SOUTHSIDE —One of the deadliest stretches of road in Mason County, and some may argue the state, claimed another victim Wednesday.
An accident between a car and a farm tractor on U.S. 35 in Southside ended in the death of the man driving the tractor around 11 a.m. Wednesday morning.
Mason County Sheriff Greg Powers reported once the tractor was struck, it rolled over, causing the fatal injuries. The victim had not been officially identified at press time pending notification of his family. The driver of the car was also injured and taken by air medical helicopter to a local trauma center for treatment of their injuries. The driver also had not yet been identified as of press time.
The Mason County Post of the West Virginia State Police is investigating the crash. Sgt. T.S. Mills told members of the media on Wednesday the driver of the vehicle was driving at a “fast” rate of speed in a non-passing zone and this appeared to be a direct cause of the fatality.
Troopers were recreating the accident scene to get a more accurate depiction of what occurred. The accident reportedly took place on a section of U.S 35 which remains two lanes near Kay Lane.
Due to the nature of the accident, the cleanup and recreating the accident scene, traffic on U.S. 35 was backed up for miles and hours. Motorists were asked to use traffic detours at Henderson and the Buffalo Bridge to avoid the area. The road reopened around 7 p.m. on Wednesday, according to Ernie Watterson, Mason County supervisor for the West Virginia Division of Highways.
The 14.6 miles of U.S. 35 that remain two lanes through Mason and Putnam county have been one of the most talked about stretches of road in the state - certainly in Mason County.
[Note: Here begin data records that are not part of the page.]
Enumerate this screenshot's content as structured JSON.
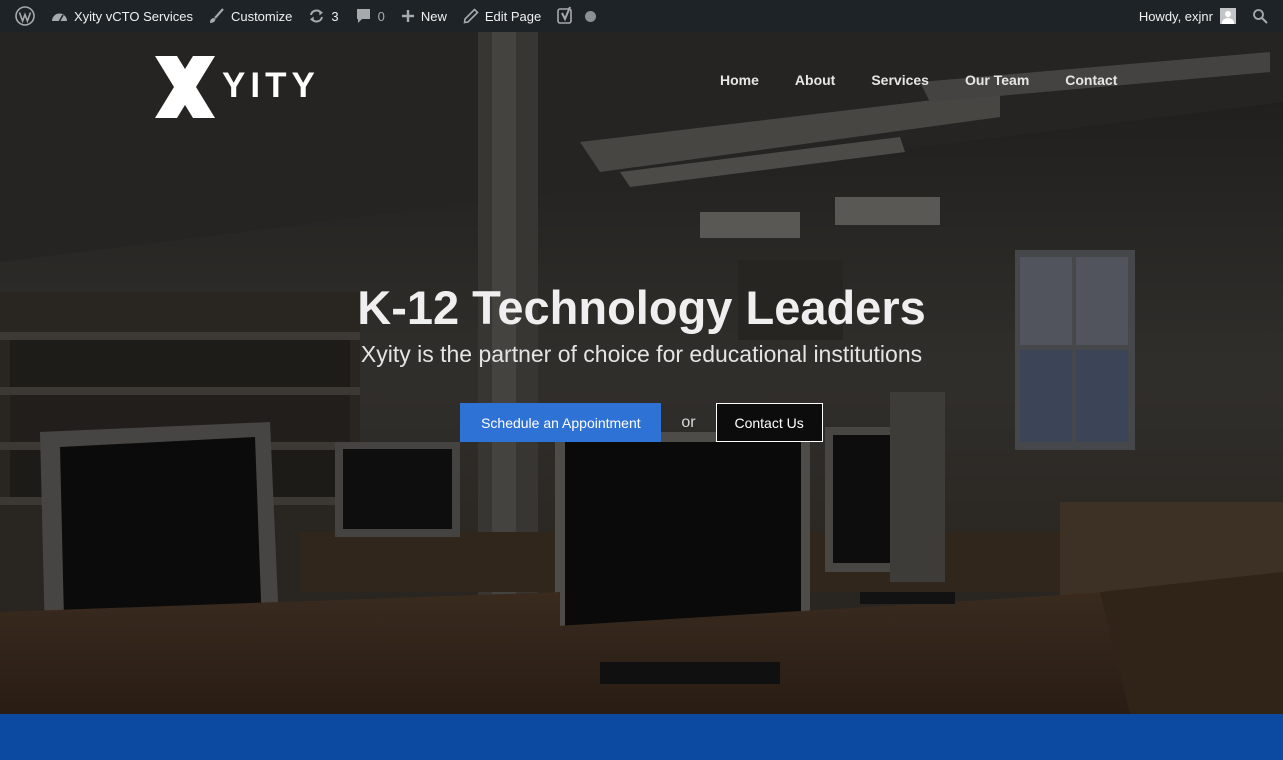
{
  "admin_bar": {
    "site_name": "Xyity vCTO Services",
    "customize": "Customize",
    "updates_count": "3",
    "comments_count": "0",
    "new_label": "New",
    "edit_page": "Edit Page",
    "greeting": "Howdy, exjnr"
  },
  "header": {
    "logo_text": "YITY",
    "nav": [
      "Home",
      "About",
      "Services",
      "Our Team",
      "Contact"
    ]
  },
  "hero": {
    "title": "K-12 Technology Leaders",
    "subtitle": "Xyity is the partner of choice for educational institutions",
    "primary_button": "Schedule an Appointment",
    "or_text": "or",
    "secondary_button": "Contact Us"
  },
  "colors": {
    "admin_bar": "#1d2327",
    "primary_button": "#2f72d6",
    "bottom_band": "#0b4aa0"
  },
  "icons": [
    "wordpress-icon",
    "dashboard-icon",
    "brush-icon",
    "updates-icon",
    "comment-icon",
    "plus-icon",
    "pencil-icon",
    "yoast-icon",
    "status-dot-icon",
    "avatar",
    "search-icon"
  ]
}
This accident will no doubt add fuel to that debate.
Residents, local legislators and the county commission have all contacted Gov. Earl Ray Tomblin about help with finishing the road, minus tolls, since the passage of Senate Bill 190 (the public-private partnership bill) passed into law on July 1, 2013. SB 190 allows the state highway commissioner to approve public road projects without legislative approval — these projects would then be subject to financing and construction via a private company if that company meets all the requirements contained in the law.
Last summer, Amy Goodwin, director of communications for Tomblin’s office, confirmed the state was proceeding with the purchase of the remaining right-of-ways along the 14-mile stretch of U.S. 35 which is two lanes through Mason and Putnam counties. In addition, Goodwin said the state was also looking at alternatives to funding this completion “absent tolls.” Late last year, West Virginia Commissioner of Highways Paul Mattox said the division of highways was looking to move forward on its latest six-year program which included various highway projects of which the completion of U.S. 35 was one.
Still, no announcements about the road’s final completion have been made.